Как только мы поняли, что он не вернется, мы перестали быть прежней семьей, но это не значит, что мы стали особенными, хотя так мне казалось первые дни. «Случилось нечто особенное, и мы стали особенными», – говорил я себе. Но это было не так. Мы остались все той же обычной семьей, – мать и сын все еще семья, – одной из тех пронзенных горем многочисленных семей, чьи отцы погибли, пропали, в нашем веке в каждом доме кто-нибудь да погиб, каждое родовое древо ощутило на себе грубую работу пилы или удар топора, все они вели обыкновенное существование, как всякое дерево, потеряв ветвь, старается жить и шевелить оставшимися ветвями как ни в чем не бывало. В общем, за всю мою жизнь я встретил много незаурядных личностей, и все они вышли из вполне заурядных семей. Однако все это с ним случилось потому, что мой отец забыл те важные слова, которые однажды произнес доктор, который спас мне жизнь в детстве, тот пожилой русский доктор, чей образ навсегда мне врезался в память, и кому я втайне подражал, кем хотел стать, я даже прочищал горло, как он, и – я никогда не забуду тех слов, которые навсегда стали характеристикой России.
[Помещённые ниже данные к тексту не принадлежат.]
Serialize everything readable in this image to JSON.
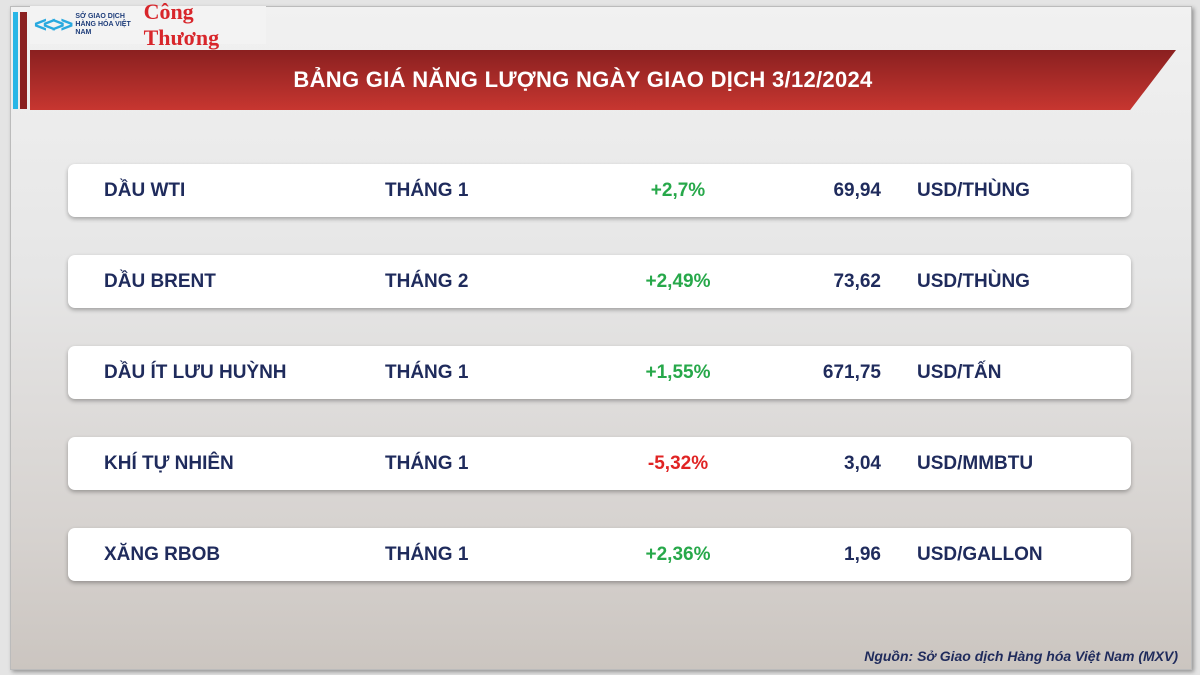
{
  "logo": {
    "org": "SỞ GIAO DỊCH HÀNG HÓA VIỆT NAM",
    "paper": "Công Thương"
  },
  "title": "BẢNG GIÁ NĂNG LƯỢNG NGÀY GIAO DỊCH 3/12/2024",
  "colors": {
    "up": "#27a84a",
    "down": "#e02424",
    "text": "#1f2b5c",
    "banner": "#b32e2a"
  },
  "rows": [
    {
      "name": "DẦU WTI",
      "month": "THÁNG 1",
      "change": "+2,7%",
      "direction": "up",
      "price": "69,94",
      "unit": "USD/THÙNG"
    },
    {
      "name": "DẦU BRENT",
      "month": "THÁNG 2",
      "change": "+2,49%",
      "direction": "up",
      "price": "73,62",
      "unit": "USD/THÙNG"
    },
    {
      "name": "DẦU ÍT LƯU HUỲNH",
      "month": "THÁNG 1",
      "change": "+1,55%",
      "direction": "up",
      "price": "671,75",
      "unit": "USD/TẤN"
    },
    {
      "name": "KHÍ TỰ NHIÊN",
      "month": "THÁNG 1",
      "change": "-5,32%",
      "direction": "down",
      "price": "3,04",
      "unit": "USD/MMBTU"
    },
    {
      "name": "XĂNG RBOB",
      "month": "THÁNG 1",
      "change": "+2,36%",
      "direction": "up",
      "price": "1,96",
      "unit": "USD/GALLON"
    }
  ],
  "source": "Nguồn: Sở Giao dịch Hàng hóa Việt Nam (MXV)"
}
Мне было семь лет, мы с отцом пошли в гости на кукольное представление с настоящим французским кукольником, которому устроить спектакль помогали родители детей (даже если я их знал, то теперь не вспомню, кто были эти люди). Спектакль на меня произвел сильное впечатление. Когда мы возвращались домой, в небе стояло какое-то сияние, – видимо, мороз был крепкий, но я этого не замечал: я был взбудоражен и восторженно пересказывал папе свои впечатления. Вдруг из какого-то, кажется, питейного заведения, нам под ноги на тротуар баба выплеснула воду, папа негромко выругался: «Тьфу тебя!» Спохватившись, баба ойкнула и попросила прощения, мы прошли дальше, папа с досадой сказал: «Вот видишь, Альфред, как некрасиво она сделала! прямо под ноги нам воду плеснула!» – «Да, – сказал я запальчиво, – некрасиво! А может, она нас не заметила?» – «Да, – сказал папа, поведя бровью, – может быть… – Чуть подумав, он добавил: – И все же». – «Да, – подхватил я важно, – и все же некрасиво получилось». В чайной мне стало дурно, руки и ноги ослабли, а голова стала тяжелой, как ядро, и когда мы собрались домой, я не смог встать, отец меня поднял на ноги, а я сел: «Да ты совсем обмяк, братец! – воскликнул он. – Что с тобой?» Он попросил, чтобы нашли извозчика, сам отнес меня в разросшуюся до фантастических размеров двуколку. Всю дорогу он не выпускал меня из рук и несколько раз вспоминал, как нам баба плеснула воду под ноги. Дома я не узнавал родителей, вокруг меня творилось черт знает что: летали в воздухе черные птицы, делая петли вокруг люстры, словно выполняя какое-то скорбное задание, с каждым кругом мне делалось тоскливей, я понимал, что не могу противостоять их вытягивающей душу силе; на стенах распускались огромные цветы, бутоны шевелились, быстро вяли, лепестки, скукожившись, падали, рассыпаясь в пыль, появлялись новые, без конца… Все это нарисовала акварелью медленная мудрая кисточка, и когда ее обмакнули в стакан, мой рассудок наполнился новыми красками, сгустками смыслов, новыми изгибами и дополнительным пространством. Я услышал, как напуганный отец вновь и вновь рассказывает доктору о воде, что нам плеснули под ноги, слышу, как доктор говорит: «В России станешь суеверным». – «Ах, как же это верно!» – восклицает мой отец, и я потихоньку прихожу в себя. Птицы, цветы и акварель испарились, на меня смотрит мама, боится и чуть-чуть сердится.
Пока пишу, пока держу карандаш, ощущая сопротивление бумаги, они – и другие, кого давно уж нет – живы: мать собирается в театр, слышу шелест ее платья за дверью, чую аромат духов, она что-то напевает, отец – сидит в какой-нибудь мифической канцелярии, ведя учет душ или казенного бездушия, а потом, под охраной, держась гордо и прямо, идет в свою вечную избушку, в ней горят неугасимые свечи, в незашторенное окно светят звезды, и мой бокал не пустеет, Вольтер, Дидро и Руссо улыбаются, рассвет не наступит, нет, не наступит, будет Вечная Темная Ночь (сосуд Бога), шуршит шелковый мотылек, трепыхается, запутавшись в занавесе, на подмостках ни души, некому напомнить, что пришла пора сделать последний и самый мучительный.